Principes d’intégration de l’IA de la Document Foundation
Le jour suivant l’annonce du record, la Document Foundation (TDF) a publié un communiqué intitulé « Yes, no AI is now a feature ». L’article, signé par Italo Vignoli, expose six critères que toute fonctionnalité d’intelligence artificielle doit satisfaire avant d’être intégrée par défaut : exécution contrôlée par l’utilisateur, interdiction d’envoi de contenu hors du poste sans autorisation, absence totale de télémétrie, indépendance vis‑à‑vis d’un fournisseur unique, préservation du format de fichier, et optionnalité complète. Ces exigences traduisent une approche centrée sur la souveraineté des données et la conformité aux standards ouverts.

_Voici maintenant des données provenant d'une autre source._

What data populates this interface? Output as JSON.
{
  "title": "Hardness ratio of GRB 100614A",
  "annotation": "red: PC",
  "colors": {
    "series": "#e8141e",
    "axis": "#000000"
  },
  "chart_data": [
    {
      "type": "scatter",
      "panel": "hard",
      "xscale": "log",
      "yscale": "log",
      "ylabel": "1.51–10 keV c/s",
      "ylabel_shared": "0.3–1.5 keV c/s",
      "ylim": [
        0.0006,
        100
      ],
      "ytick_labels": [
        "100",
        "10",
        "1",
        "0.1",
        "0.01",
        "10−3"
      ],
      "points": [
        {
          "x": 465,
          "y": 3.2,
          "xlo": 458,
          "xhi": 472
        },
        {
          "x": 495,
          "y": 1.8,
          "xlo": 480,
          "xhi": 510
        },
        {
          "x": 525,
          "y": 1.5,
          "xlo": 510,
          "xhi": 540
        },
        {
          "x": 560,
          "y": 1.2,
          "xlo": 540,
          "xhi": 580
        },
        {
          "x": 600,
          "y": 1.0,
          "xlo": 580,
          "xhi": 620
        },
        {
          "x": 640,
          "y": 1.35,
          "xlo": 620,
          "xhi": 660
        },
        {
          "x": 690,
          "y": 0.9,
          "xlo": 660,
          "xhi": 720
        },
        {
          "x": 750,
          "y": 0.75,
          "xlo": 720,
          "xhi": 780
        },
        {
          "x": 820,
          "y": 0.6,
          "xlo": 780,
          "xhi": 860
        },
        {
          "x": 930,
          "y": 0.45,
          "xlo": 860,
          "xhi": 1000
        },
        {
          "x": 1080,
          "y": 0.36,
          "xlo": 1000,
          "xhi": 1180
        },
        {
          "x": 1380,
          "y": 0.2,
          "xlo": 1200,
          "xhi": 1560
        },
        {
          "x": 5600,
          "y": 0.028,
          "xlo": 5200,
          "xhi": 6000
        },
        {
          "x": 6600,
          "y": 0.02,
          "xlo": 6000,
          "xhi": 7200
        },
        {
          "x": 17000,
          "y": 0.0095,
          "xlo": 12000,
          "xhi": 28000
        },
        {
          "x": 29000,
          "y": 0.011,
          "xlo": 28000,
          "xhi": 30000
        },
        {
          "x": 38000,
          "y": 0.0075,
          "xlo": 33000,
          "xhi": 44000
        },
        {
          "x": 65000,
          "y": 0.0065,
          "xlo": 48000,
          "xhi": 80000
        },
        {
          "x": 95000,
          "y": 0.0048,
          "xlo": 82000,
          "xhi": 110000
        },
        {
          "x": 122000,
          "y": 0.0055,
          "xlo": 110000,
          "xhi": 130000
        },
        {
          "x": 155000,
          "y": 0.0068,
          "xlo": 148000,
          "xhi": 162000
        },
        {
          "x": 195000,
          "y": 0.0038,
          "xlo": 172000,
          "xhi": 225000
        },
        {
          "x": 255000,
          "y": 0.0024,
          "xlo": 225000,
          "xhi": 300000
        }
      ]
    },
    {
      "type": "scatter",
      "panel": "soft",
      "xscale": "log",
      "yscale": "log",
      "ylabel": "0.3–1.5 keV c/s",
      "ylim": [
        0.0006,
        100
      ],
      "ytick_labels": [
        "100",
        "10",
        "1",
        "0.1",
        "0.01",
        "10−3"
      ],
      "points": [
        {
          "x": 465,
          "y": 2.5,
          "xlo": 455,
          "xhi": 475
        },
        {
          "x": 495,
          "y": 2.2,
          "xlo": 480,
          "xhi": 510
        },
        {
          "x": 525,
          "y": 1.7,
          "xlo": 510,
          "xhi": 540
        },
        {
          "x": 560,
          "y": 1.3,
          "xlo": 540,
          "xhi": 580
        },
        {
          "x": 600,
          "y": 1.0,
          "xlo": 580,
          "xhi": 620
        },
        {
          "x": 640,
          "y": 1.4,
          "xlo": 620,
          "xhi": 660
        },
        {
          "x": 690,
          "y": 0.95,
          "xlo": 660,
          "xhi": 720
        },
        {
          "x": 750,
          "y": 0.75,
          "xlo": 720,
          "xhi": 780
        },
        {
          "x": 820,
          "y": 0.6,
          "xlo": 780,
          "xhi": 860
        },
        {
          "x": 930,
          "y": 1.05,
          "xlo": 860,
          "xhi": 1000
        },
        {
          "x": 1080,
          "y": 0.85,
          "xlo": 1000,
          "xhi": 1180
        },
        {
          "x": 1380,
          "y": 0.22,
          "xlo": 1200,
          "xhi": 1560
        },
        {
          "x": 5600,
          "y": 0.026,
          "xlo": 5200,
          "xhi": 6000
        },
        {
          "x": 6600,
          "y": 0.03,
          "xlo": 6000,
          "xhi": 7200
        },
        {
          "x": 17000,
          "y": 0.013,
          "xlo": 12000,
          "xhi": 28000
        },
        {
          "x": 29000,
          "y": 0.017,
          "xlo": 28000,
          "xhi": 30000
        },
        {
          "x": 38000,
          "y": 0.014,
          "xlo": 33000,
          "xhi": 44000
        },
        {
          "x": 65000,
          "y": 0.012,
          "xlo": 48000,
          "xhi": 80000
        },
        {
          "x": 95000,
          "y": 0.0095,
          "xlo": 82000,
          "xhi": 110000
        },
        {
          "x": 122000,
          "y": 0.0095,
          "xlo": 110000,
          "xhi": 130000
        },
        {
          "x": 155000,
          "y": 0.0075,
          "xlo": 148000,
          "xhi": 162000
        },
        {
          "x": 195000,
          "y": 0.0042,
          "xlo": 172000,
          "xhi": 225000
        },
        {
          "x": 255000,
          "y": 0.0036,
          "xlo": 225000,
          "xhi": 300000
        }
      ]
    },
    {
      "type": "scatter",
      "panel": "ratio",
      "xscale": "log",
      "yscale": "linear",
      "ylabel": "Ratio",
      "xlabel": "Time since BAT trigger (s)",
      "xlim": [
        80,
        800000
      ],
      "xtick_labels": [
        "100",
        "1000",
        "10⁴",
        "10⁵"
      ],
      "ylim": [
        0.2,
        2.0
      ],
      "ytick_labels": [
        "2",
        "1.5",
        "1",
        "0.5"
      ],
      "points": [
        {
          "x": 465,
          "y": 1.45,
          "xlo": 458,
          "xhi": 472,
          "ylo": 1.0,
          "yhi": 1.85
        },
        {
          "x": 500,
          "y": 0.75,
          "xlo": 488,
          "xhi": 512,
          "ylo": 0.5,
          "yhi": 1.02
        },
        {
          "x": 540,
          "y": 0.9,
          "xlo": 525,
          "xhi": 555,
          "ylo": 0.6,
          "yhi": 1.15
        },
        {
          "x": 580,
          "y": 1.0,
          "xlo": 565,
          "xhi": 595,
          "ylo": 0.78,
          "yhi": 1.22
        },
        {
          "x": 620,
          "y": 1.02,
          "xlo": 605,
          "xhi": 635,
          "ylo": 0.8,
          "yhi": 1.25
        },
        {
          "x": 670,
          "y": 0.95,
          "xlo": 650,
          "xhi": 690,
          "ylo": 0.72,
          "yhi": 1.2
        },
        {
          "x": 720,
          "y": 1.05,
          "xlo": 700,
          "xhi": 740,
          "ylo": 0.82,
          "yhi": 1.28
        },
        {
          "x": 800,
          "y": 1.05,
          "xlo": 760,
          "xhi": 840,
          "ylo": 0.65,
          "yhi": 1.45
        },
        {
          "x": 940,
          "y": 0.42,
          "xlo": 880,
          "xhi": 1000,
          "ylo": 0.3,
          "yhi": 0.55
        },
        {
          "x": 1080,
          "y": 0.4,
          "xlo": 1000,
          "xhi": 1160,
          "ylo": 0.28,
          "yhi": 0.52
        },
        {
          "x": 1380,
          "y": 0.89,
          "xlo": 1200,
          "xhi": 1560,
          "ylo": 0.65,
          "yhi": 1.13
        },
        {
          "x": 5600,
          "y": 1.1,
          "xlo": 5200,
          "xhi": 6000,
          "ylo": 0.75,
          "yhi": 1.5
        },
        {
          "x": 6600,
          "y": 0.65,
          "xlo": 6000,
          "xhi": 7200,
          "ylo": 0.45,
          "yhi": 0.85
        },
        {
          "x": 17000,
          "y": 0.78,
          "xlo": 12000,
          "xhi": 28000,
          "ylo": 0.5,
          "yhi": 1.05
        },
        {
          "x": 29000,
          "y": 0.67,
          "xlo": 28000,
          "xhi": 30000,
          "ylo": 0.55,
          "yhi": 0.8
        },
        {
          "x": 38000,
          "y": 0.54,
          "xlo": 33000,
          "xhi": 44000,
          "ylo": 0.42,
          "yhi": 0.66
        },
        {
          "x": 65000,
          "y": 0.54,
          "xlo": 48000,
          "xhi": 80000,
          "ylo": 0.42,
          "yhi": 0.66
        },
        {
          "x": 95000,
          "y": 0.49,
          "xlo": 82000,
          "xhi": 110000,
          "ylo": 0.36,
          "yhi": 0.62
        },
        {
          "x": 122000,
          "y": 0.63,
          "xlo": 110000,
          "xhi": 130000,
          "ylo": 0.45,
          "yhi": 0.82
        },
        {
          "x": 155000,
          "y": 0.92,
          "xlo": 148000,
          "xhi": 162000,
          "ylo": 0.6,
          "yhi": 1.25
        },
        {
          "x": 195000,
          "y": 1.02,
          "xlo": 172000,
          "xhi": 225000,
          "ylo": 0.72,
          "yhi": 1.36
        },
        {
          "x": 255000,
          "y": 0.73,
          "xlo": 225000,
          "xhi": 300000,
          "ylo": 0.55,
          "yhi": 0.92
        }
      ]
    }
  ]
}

Analyse de l’impact sur le marché et les utilisateurs
En refusant d’inclure une IA native, LibreOffice se positionne contre les modèles économiques basés sur l’abonnement et la collecte de données. Les concurrents qui proposent des assistants IA justifient souvent une hausse tarifaire ou un verrouillage des documents dans leurs écosystèmes cloud. En maintenant une architecture purement locale, LibreOffice évite ces dépendances et répond aux besoins des ONG, administrations publiques et entreprises soucieuses de la confidentialité. Le record de téléchargements indique que cette orientation trouve un écho fort auprès d’une communauté qui privilégie la maîtrise du flux d’information.
Limites et perspectives
Le choix de ne pas livrer d’IA intégrée ne signifie pas un rejet total de la technologie ; TDF recommande l’utilisation de plugins communautaires, ce qui laisse la porte ouverte à des extensions tierces respectant les principes cités. Cependant, l’absence de solution officielle peut freiner l’adoption chez les utilisateurs qui attendent une expérience « tout‑en‑un ». De plus, la communication de TDF ne fournit pas de métriques précises sur la part des téléchargements provenant de systèmes d’exploitation spécifiques, ni sur le taux de conversion des plugins IA. Sans ces données, l’évaluation de l’impact à long terme reste partielle.